God knows ’twere better to be deep
Pillowed in silk and scented down,
Where love throbs out in blissful sleep,
Pulse nigh to pulse, and breath to breath,
Where hushed awakenings are dear . . .
But I’ve a rendezvous with Death
At midnight in some flaming town,
When Spring trips north again this year,
And I to my pledged word am true,
I shall not fail that rendezvous.
Alan Seeger
And thanks to Jes for posting one of Kipling’s most vitriolic poems. I’ve often reckoned that, if you look only at his post-John work, he ranks as one of the great war poets. There are a lot of examples, but try Epitaph for a Statesman (or any of his war epitaphs), or A Death Bed. (Note: I always assumed that this poem was referring to the Kaiser, but he was still alive in 1918; could it be Franz Josef I? Anyone)
“THIS is the State above the Law.
The State exists for the State alone.”
[This is a gland at the back of the jaw,
And an answering lump by the collar-bone.]
Some die shouting in gas or fire;
Some die silent, by shell and shot.
Some die desperate, caught on the wire;
Some die suddenly. This will not.
“Regis suprema voluntas Lex”
[It will follow the regular course of—throats.]
Some die pinned by the broken decks,
Some die sobbing between the boats.
Some die eloquent, pressed to death
By the sliding trench as their friends can hear.
Some die wholly in half a breath.
Some—give trouble for half a year.
“There is neither Evil nor Good in life
Except as the needs of the State ordain.”
[Since it is rather too late for the knife,
All we can do is to mask the pain.]
Some die saintly in faith and hope—
One died thus in a prison-yard—
Some die broken by rape or the rope;
Some die easily. This dies hard.
“I will dash to pieces who bar my way.
Woe to the traitor! Woe to the weak!”
[Let him write what he wishes to say.
It tires him out if he tries to speak.]
Some die quietly.
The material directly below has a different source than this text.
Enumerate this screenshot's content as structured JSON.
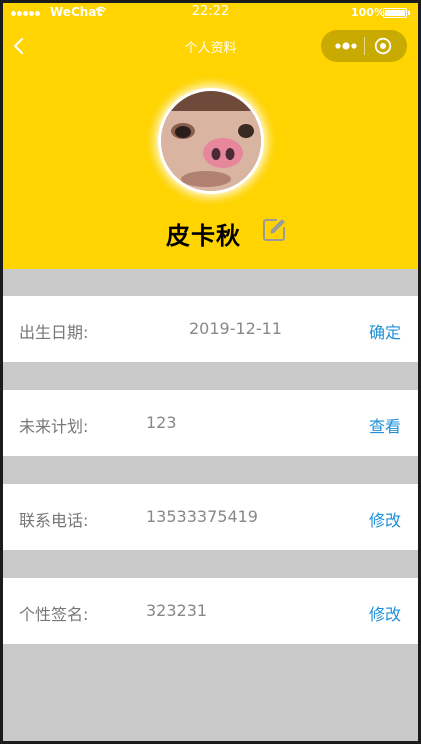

Some abound
In loud self-pity. Others spread
Bad morale through the cots around . . .
This is a type that is better dead.
“The war was forced on me by my foes.
All that I sought was the right to live.”
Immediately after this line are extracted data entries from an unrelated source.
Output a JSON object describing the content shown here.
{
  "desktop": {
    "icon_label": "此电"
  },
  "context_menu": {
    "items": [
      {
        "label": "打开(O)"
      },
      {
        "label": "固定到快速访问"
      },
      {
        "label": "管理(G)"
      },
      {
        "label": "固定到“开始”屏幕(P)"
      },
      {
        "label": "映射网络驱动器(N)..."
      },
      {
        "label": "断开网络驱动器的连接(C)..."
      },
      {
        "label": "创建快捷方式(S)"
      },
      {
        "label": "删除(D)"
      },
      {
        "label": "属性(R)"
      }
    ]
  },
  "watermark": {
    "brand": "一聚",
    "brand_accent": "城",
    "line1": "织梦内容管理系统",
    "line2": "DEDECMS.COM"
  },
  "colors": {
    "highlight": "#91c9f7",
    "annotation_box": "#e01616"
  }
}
[Don’t be afraid of a triple dose;
The pain will neutralize half we give.
Here are the needles. See that he dies
While the effects of the drug endure. . . .
What is the question he asks with his eyes?—
Yes, A11-Highest, to God, be sure.]
ajay: (Note: I always assumed that this poem was referring to the Kaiser, but he was still alive in 1918; could it be Franz Josef I? Anyone)
I can answer that question! *waves hand* In the Angus Wilson biography, Wilson says that this poem (which he hates) was written when there were rumors that the Kaiser had throat cancer – Kipling appears to have hoped the rumors were true, and wrote the poem to celebrate.